Dann wird das Ding zu einem so großen Erfolg das schnell die Namen und teile der Handlungen ausgetauscht werden um die Herkunft nicht ganz so deutlich zu machen und das Ganze geht in den Druck und wird ein kommerzieller Erfolg.
Daher finde ich so manche Kritik hier etwas schwierig, es war ja nie als großes Werk geplant, sondern stellt die Phantasie der Autorin da (die ja auch zugegeben hat überhaupt keine Ahnung von der Materie BDSM zu haben).
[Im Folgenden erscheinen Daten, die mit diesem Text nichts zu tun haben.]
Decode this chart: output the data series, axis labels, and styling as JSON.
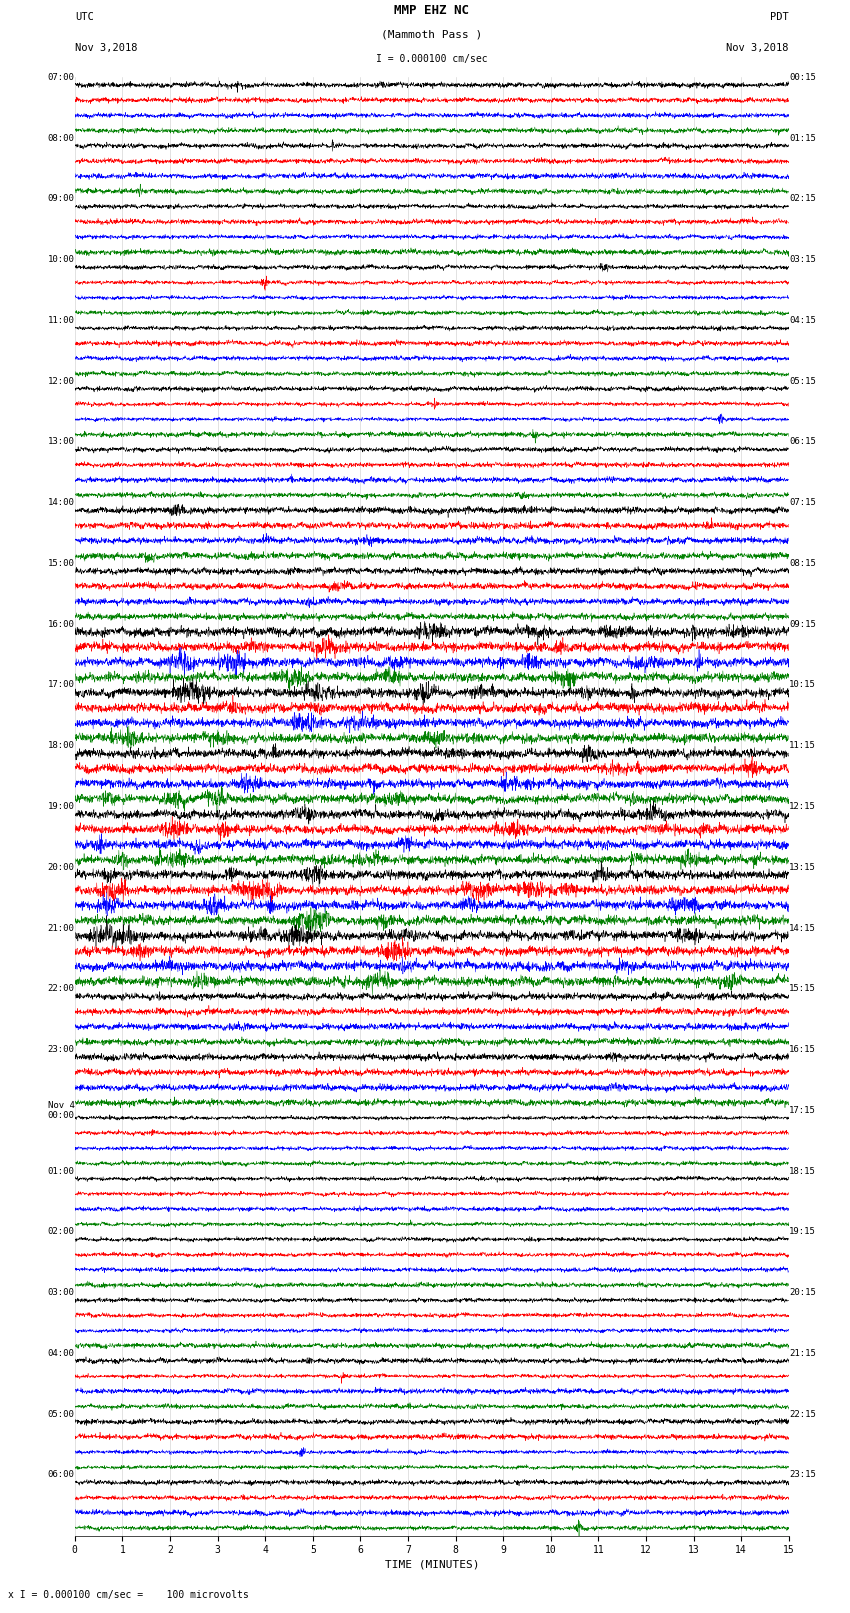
{
  "title_line1": "MMP EHZ NC",
  "title_line2": "(Mammoth Pass )",
  "scale_label": "I = 0.000100 cm/sec",
  "bottom_label": "x I = 0.000100 cm/sec =    100 microvolts",
  "xlabel": "TIME (MINUTES)",
  "left_times_utc": [
    "07:00",
    "08:00",
    "09:00",
    "10:00",
    "11:00",
    "12:00",
    "13:00",
    "14:00",
    "15:00",
    "16:00",
    "17:00",
    "18:00",
    "19:00",
    "20:00",
    "21:00",
    "22:00",
    "23:00",
    "Nov 4\n00:00",
    "01:00",
    "02:00",
    "03:00",
    "04:00",
    "05:00",
    "06:00"
  ],
  "right_times_pdt": [
    "00:15",
    "01:15",
    "02:15",
    "03:15",
    "04:15",
    "05:15",
    "06:15",
    "07:15",
    "08:15",
    "09:15",
    "10:15",
    "11:15",
    "12:15",
    "13:15",
    "14:15",
    "15:15",
    "16:15",
    "17:15",
    "18:15",
    "19:15",
    "20:15",
    "21:15",
    "22:15",
    "23:15"
  ],
  "trace_colors_cycle": [
    "black",
    "red",
    "blue",
    "green"
  ],
  "background_color": "white",
  "n_hours": 24,
  "n_traces_per_hour": 4,
  "n_minutes": 15,
  "samples_per_minute": 200,
  "noise_base": 0.12,
  "xlim": [
    0,
    15
  ],
  "xticks": [
    0,
    1,
    2,
    3,
    4,
    5,
    6,
    7,
    8,
    9,
    10,
    11,
    12,
    13,
    14,
    15
  ],
  "event_hours": [
    9,
    10,
    11,
    12,
    13,
    14
  ],
  "moderate_hours": [
    7,
    8,
    15,
    16
  ],
  "event_amplitude": 0.8,
  "moderate_amplitude": 0.35
}
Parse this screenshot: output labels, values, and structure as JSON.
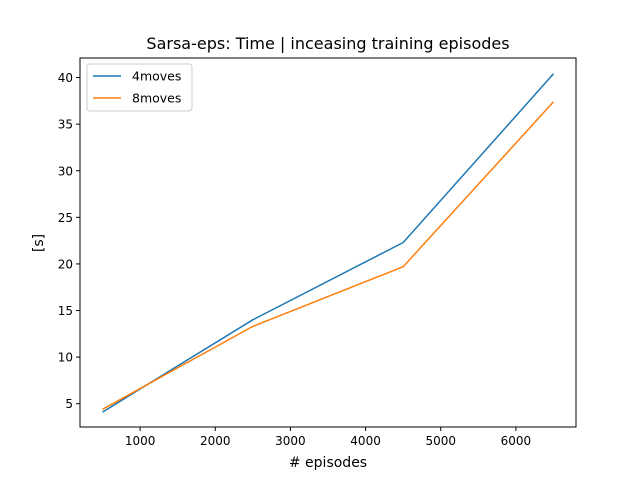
{
  "chart_data": {
    "type": "line",
    "title": "Sarsa-eps: Time | inceasing training episodes",
    "xlabel": "# episodes",
    "ylabel": "[s]",
    "x": [
      500,
      2500,
      4500,
      6500
    ],
    "xlim": [
      200,
      6800
    ],
    "ylim": [
      2.5,
      42.1
    ],
    "xticks": [
      1000,
      2000,
      3000,
      4000,
      5000,
      6000
    ],
    "yticks": [
      5,
      10,
      15,
      20,
      25,
      30,
      35,
      40
    ],
    "grid": false,
    "legend_position": "upper-left",
    "series": [
      {
        "name": "4moves",
        "color": "#1f77b4",
        "values": [
          4.1,
          14.0,
          22.3,
          40.4
        ]
      },
      {
        "name": "8moves",
        "color": "#ff7f0e",
        "values": [
          4.4,
          13.3,
          19.7,
          37.4
        ]
      }
    ]
  }
}
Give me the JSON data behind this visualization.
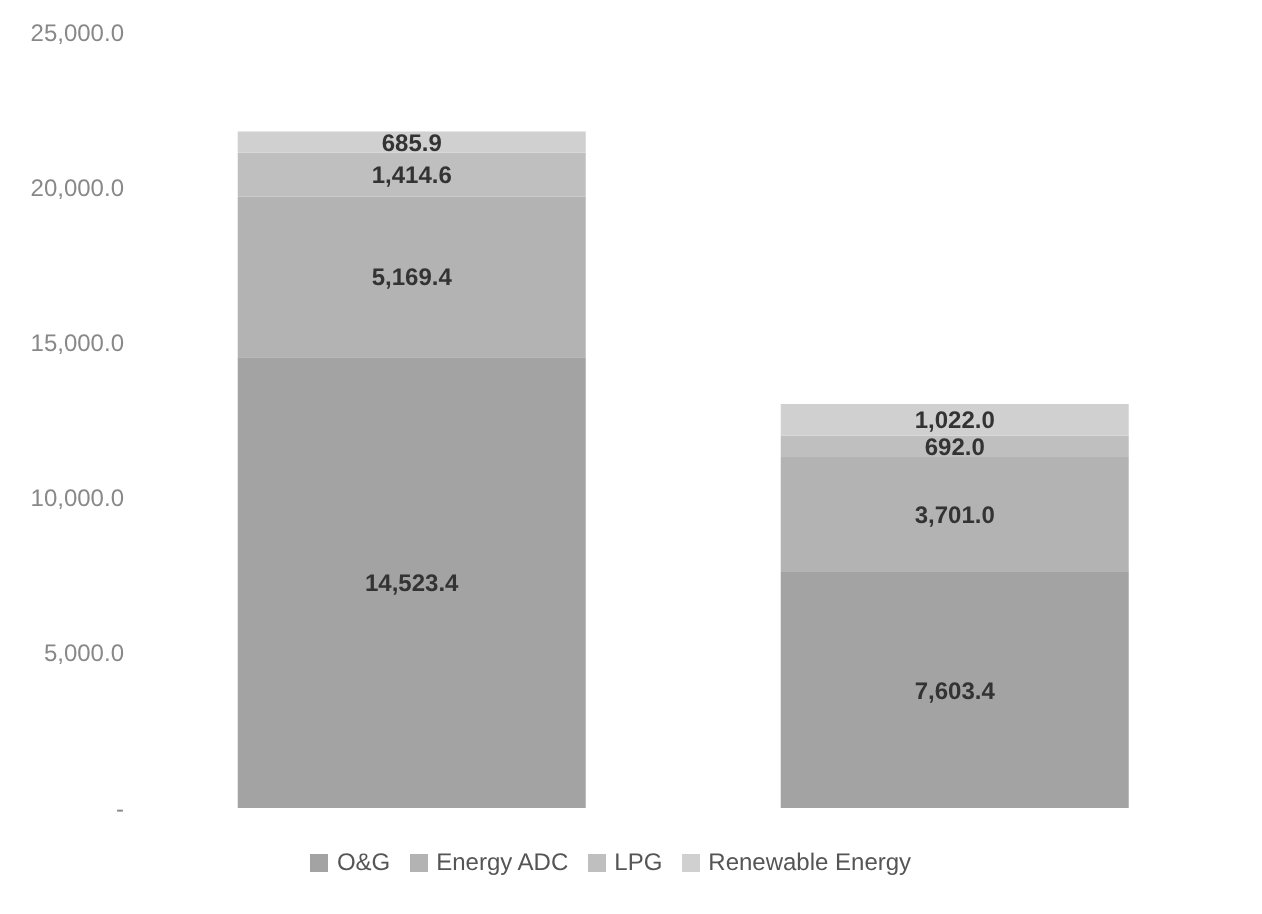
{
  "chart_data": {
    "type": "bar",
    "stacked": true,
    "categories": [
      null,
      null
    ],
    "series": [
      {
        "name": "O&G",
        "color": "#a3a3a3",
        "values": [
          14523.4,
          7603.4
        ],
        "value_labels": [
          "14,523.4",
          "7,603.4"
        ]
      },
      {
        "name": "Energy ADC",
        "color": "#b3b3b3",
        "values": [
          5169.4,
          3701.0
        ],
        "value_labels": [
          "5,169.4",
          "3,701.0"
        ]
      },
      {
        "name": "LPG",
        "color": "#bfbfbf",
        "values": [
          1414.6,
          692.0
        ],
        "value_labels": [
          "1,414.6",
          "692.0"
        ]
      },
      {
        "name": "Renewable Energy",
        "color": "#d0d0d0",
        "values": [
          685.9,
          1022.0
        ],
        "value_labels": [
          "685.9",
          "1,022.0"
        ]
      }
    ],
    "ylim": [
      0,
      25000
    ],
    "yticks": [
      {
        "value": 0,
        "label": "-"
      },
      {
        "value": 5000,
        "label": "5,000.0"
      },
      {
        "value": 10000,
        "label": "10,000.0"
      },
      {
        "value": 15000,
        "label": "15,000.0"
      },
      {
        "value": 20000,
        "label": "20,000.0"
      },
      {
        "value": 25000,
        "label": "25,000.0"
      }
    ],
    "grid": false,
    "legend": "bottom"
  }
}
Einen Vergleich mit Menschen die mit schreiben ihren Lebensunterhalt verdienen finde ich da schon etwas unfair und könnte alle Menschen die so etwas ähnliches machen wollen (oder auch nur davon träumen) davon abhalten. Das fände ich sehr schade (auch wenn ich das Buch nie lesen werde)
Also aus Recherchezwecken und um auf meinem Blog fundierter dazu Stellung zu nehmen, habe ich heute angefangen, es zu lesen.
So leid es mir (für mich selbst vor allen Dingen) tut: Da ich mit den Highlander-Romanen von Diana Gabaldon erwachsen geworden bin, kann ich mich dem Sog nicht so sehr entziehen, wie ich gerne wollte.
Die Vergleiche mit Twighlight finde ich auch sehr nachvollziehbar: Absolut charismatischer, übermännlicher, übermenschlicher, kontrollbesessener, perfekter, in den Bann ziehender Typ, tollpatschiges, durchschnittliches (aber offenbar sehr intelligentes) Mädchen.
Allerdings bahnt sich mehr Sex an. Das finde ich gut. Ich bleibe gespannt und werde mich für meine Leserschaft aufopfern. ;)
ich weiß gar nicht was an dem Buch so sein soll, dassman drüber reden muß.
Anne Desclose hat 1954 die Geschichte der O geschrieben, DAS Werk in der SM Szene.
Das sich Frauen unterwerfen ist quasi das „klassische“ Klischee, es gibt aber auch genug Männer, die sich unterwerfen wollen in der SM-Szene und das ist ja noch ein größeres Tabu in der Gesellschaft.
Hallo,
da ich diese Woche ein Referat über Shades of Grey mit einer Freundin halten muss, bräuchte ich Details und Informationen der Textgattung und der Rezeptionsgeschichte.
Irgendjemand eine Idee wo ich dies finden kann??